È una giornata molto importante per il nostro Paese, oltre per chi – come molti avvocati e magistrati che nel 1992 studiavano e si formavano – visse quel giorno tragico, il 23 maggio di trent’anni fa, prepotentemente destinato a condizionare scelte e percorsi di tantissimi di noi.
Per chi poi, come me, sostenne quell’anno gli scritti del concorso in magistratura, quel giorno resterà indelebile: il 22 maggio avevamo consegnato l’ultima prova scritta e della Commissione di concorso faceva parte Francesca Morvillo, che il giorno dopo avrebbe perso la vita a Capaci con Giovanni Falcone.
È doveroso tributare un ricordo a chi ha consacrato la propria vita alla difesa di uno dei più alti valori democratici, quello di legalità. Nella strage di Capaci non vennero solo uccisi dalla mafia cinque difensori dello Stato (i due magistrati ma anche gli agenti Vito Schifani, Rocco Dicillo e Antonio Montinaro) ma fu sferrato un inaudito attacco ai valori di inflessibilità morale, spirito di servizio e determinazione rimasti solidamente inculcati in molti giovani di allora.
Valori che devono continuare ad orientare l’approccio di chi vive nelle istituzioni ma anche di chi esercita le professioni giuridiche. Di queste sono destinate infatti a cambiare anche radicalmente, per effetto delle trasformazioni economiche e sociali in rapida accelerazione, gli ambiti di interesse e le modalità di esercizio ma non i valori e i principi di fondo.

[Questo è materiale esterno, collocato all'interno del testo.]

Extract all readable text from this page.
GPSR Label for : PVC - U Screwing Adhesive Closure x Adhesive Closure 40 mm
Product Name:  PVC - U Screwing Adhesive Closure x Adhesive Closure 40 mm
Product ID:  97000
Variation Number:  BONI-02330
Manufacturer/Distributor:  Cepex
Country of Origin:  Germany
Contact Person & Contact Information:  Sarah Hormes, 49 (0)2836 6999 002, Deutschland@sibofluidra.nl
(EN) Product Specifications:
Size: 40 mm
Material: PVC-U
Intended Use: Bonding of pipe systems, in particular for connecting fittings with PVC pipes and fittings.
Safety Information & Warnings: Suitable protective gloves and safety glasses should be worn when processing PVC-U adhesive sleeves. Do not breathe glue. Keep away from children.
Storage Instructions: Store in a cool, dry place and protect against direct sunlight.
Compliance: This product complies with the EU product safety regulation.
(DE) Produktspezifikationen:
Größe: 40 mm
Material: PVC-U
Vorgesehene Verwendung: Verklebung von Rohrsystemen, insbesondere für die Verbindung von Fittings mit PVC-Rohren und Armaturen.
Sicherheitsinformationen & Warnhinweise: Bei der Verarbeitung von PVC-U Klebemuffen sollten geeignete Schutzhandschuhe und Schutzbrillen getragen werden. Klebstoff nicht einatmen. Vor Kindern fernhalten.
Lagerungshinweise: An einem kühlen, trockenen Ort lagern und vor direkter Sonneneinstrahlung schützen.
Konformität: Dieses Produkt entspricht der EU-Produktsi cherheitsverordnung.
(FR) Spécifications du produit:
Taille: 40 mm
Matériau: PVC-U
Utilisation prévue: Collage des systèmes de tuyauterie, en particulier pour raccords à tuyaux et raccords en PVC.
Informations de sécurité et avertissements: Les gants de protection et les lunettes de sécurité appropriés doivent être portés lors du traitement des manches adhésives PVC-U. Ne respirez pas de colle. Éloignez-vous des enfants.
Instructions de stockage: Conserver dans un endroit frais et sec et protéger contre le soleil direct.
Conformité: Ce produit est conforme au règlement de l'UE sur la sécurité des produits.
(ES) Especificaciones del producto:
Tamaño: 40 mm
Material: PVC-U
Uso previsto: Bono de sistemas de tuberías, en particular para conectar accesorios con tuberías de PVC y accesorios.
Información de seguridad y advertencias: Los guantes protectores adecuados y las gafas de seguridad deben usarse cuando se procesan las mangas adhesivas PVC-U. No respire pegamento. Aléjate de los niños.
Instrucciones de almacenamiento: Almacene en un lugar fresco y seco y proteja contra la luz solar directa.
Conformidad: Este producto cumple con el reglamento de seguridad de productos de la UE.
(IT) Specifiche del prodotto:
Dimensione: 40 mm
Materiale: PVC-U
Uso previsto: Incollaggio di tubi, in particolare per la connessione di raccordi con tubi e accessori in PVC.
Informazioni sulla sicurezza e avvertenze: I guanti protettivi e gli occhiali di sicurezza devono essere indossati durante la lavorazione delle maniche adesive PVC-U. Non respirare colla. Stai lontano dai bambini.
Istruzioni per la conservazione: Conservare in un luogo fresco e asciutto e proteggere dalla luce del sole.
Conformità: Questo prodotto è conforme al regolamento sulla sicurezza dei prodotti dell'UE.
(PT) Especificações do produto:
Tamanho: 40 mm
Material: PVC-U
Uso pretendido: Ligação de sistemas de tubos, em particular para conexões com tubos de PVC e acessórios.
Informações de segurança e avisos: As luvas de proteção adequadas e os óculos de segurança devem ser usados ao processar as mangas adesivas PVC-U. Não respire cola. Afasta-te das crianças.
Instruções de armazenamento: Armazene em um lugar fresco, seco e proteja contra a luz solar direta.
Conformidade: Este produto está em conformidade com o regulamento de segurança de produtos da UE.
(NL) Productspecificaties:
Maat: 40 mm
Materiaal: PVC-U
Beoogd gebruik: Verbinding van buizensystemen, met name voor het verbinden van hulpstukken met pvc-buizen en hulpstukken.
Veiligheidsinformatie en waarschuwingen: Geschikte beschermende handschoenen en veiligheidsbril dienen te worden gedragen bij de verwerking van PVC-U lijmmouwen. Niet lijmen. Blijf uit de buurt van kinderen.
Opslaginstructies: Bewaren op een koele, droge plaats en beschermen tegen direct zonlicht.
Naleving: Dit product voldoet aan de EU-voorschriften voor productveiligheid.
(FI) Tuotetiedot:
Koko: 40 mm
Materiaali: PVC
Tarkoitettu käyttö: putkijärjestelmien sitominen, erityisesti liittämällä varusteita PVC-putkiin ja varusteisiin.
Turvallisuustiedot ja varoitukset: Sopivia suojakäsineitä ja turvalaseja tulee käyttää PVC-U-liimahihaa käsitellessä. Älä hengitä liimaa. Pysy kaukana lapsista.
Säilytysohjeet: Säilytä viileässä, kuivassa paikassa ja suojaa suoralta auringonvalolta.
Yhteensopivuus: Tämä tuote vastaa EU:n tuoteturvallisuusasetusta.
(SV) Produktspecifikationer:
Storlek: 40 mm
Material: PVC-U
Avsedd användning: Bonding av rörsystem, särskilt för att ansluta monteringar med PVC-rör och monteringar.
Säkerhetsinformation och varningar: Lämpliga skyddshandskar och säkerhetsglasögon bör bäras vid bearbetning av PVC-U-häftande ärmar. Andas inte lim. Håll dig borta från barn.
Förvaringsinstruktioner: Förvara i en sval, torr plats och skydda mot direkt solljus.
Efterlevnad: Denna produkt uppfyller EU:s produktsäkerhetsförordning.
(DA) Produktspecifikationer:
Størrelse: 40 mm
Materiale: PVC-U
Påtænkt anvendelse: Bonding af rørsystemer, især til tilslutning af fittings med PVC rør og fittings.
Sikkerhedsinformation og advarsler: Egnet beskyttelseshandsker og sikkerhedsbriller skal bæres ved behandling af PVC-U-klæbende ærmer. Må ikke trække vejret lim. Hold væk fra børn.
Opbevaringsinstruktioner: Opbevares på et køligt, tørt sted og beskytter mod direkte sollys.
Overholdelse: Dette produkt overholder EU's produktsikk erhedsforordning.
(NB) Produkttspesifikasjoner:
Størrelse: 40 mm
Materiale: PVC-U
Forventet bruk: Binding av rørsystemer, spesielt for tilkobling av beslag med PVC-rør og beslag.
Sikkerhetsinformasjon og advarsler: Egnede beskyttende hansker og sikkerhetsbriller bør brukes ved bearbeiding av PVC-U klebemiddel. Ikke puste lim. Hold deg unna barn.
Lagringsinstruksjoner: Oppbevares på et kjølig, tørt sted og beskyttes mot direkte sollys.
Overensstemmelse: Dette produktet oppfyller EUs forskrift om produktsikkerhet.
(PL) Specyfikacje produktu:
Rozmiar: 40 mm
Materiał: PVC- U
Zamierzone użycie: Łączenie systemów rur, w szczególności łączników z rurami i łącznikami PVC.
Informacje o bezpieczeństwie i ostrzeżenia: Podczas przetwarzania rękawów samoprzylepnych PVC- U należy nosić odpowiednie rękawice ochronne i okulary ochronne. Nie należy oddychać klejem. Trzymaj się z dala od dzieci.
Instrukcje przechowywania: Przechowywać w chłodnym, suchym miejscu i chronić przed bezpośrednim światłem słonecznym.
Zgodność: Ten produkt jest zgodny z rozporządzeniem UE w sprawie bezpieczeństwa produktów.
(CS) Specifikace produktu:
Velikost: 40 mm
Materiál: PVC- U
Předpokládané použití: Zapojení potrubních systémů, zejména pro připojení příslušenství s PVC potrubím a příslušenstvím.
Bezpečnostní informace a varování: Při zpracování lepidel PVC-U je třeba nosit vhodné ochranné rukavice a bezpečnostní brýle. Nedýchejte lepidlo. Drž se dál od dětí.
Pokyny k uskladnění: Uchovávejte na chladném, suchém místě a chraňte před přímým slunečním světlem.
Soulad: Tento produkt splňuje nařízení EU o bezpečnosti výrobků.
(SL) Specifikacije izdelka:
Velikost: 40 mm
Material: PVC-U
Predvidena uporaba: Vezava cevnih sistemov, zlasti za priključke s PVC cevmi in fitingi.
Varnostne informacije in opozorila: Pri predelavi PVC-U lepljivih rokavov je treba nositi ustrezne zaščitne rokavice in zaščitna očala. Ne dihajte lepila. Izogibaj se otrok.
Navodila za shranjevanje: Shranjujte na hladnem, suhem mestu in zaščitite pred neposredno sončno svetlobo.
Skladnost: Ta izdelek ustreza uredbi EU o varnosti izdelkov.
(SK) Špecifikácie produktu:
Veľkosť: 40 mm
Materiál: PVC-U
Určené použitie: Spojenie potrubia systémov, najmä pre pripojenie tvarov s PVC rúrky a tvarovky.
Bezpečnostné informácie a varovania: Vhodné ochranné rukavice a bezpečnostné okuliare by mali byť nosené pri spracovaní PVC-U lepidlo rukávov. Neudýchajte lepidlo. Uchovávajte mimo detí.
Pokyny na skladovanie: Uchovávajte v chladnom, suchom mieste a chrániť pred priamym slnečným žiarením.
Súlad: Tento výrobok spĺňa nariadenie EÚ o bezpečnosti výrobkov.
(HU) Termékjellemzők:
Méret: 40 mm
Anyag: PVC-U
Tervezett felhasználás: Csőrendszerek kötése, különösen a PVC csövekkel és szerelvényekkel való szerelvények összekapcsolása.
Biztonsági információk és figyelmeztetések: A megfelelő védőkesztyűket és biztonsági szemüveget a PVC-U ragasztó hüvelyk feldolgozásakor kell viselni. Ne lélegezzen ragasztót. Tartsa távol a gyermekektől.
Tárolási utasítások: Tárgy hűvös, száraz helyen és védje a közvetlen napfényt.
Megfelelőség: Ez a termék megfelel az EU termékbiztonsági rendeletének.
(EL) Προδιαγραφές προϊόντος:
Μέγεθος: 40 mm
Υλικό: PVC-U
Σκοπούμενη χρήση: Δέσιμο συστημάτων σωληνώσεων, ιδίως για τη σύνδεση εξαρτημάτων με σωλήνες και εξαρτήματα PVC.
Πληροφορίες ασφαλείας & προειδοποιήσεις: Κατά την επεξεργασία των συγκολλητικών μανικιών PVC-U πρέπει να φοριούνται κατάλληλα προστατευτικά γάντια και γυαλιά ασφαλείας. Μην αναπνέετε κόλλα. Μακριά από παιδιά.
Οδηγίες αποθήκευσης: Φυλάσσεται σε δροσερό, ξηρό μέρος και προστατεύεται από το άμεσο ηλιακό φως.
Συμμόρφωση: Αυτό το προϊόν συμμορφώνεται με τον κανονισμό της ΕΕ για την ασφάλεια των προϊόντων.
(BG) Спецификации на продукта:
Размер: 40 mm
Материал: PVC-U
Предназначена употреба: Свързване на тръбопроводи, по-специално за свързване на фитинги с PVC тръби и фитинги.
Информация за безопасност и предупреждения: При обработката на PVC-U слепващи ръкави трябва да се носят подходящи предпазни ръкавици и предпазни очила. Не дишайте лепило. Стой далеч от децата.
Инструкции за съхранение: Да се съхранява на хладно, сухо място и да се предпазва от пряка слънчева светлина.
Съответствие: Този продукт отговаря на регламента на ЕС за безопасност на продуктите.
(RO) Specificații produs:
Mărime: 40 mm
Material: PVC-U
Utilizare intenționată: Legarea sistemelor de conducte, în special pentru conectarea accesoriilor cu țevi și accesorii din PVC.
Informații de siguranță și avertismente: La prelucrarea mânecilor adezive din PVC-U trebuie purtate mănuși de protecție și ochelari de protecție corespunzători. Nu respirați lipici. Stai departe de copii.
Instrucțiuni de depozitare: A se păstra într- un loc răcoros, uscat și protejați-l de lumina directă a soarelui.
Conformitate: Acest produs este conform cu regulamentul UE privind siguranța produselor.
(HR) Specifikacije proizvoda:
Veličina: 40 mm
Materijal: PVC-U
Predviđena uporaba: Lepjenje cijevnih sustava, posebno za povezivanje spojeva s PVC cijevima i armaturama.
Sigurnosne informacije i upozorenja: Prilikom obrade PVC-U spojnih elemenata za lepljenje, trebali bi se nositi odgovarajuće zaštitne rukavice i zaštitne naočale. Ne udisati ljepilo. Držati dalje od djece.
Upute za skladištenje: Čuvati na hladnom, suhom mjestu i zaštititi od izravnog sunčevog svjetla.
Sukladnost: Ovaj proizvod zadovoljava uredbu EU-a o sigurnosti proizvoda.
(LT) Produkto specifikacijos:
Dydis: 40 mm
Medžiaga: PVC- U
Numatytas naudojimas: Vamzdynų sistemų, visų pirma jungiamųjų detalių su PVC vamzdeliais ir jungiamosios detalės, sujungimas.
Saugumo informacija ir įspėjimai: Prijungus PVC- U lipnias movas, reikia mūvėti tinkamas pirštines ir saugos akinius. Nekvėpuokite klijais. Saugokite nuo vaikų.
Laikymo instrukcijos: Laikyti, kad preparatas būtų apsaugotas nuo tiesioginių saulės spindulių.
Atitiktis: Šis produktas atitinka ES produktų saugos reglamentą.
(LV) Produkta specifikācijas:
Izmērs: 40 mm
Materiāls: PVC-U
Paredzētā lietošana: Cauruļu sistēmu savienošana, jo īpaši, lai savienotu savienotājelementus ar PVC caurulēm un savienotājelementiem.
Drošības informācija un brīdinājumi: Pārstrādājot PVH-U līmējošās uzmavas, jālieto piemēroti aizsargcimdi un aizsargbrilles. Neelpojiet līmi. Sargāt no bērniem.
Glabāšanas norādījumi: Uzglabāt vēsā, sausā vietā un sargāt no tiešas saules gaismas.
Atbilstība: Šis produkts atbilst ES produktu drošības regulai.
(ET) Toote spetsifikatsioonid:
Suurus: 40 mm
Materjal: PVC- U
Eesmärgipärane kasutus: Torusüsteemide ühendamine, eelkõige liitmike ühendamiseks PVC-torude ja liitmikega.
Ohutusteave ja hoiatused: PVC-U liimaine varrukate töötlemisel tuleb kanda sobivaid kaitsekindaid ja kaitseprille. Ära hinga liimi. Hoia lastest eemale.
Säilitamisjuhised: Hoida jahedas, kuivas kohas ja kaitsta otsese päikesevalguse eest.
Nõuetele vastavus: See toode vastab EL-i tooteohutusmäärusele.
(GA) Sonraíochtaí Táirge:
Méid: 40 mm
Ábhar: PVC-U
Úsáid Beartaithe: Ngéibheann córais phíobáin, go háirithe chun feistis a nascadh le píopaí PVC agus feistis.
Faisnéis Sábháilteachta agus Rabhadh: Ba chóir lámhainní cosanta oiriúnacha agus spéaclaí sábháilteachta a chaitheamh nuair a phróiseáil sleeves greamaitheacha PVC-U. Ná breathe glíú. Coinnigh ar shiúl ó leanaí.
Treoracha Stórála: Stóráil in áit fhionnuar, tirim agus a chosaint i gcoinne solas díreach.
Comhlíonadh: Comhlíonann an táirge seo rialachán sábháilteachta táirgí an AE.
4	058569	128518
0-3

Lo scenario in cui queste trasformazioni stanno avvenendo, e a cui il PNRR darà una spinta propulsiva, è stato particolarmente difficile. La pandemia, da cui il Paese sta uscendo, ha rappresentato non solo un momento difficile e tragico per cittadini e imprese, ma anche un eccezionale fattore di velocizzazione di fenomeni già in atto: la crescita del commercio elettronico, l’aumento esponenziale della digitalizzazione delle imprese, il profondo rinnovamento del mercato del lavoro. Serviranno al riguardo nuove professionalità, sia nel settore pubblico, sia in quello privato: dagli esperti in analisi di dati a quelli di cybersicurezza, dagli ingegneri ambientali ai “giuristi 4.0”, esperti di diritto nei settori tecnologici, digitali, energetici e “green”.
In questo contesto, il PNRR è stato concepito per consentire l’uscita dalla crisi, accompagnando il Paese in un sentiero di profonda trasformazione tecnologica, ambientale, sociale ed economica. La vicenda ucraina rischia però di produrre un rallentamento, secondo alcuni impone un ripensamento del PNRR.
Non vi è dubbio che l’inflazione – in forte crescita – stia già esercitando una notevole pressione sui prezzi al consumo.
Il decreto-legge “aiuti” n. 50 del 17 maggio 2022 ha destinato 14 miliardi per mitigare gli effetti sociali della crisi, rispondere alle esigenze delle imprese più colpite, fronteggiare l’eccezionale rincaro dei materiali da costruzione.
L’invasione russa dell’Ucraina ha cambiato infatti in modo radicale lo scenario complessivo, non solo geopolitico, ma anche quello delle prospettive economiche e sociali. Si era di fronte ad una crescita forte dell’economia globale mentre siamo oggi al cospetto di una frenata.
In questo scenario, proprio il PNRR costituisce l’antidoto a rischi recessivi, lo strumento “strutturale” per ribilanciare gli effetti della crisi che stiamo vivendo e per consentire di resistere più efficacemente in futuro ad altre crisi che dovessero presentarsi.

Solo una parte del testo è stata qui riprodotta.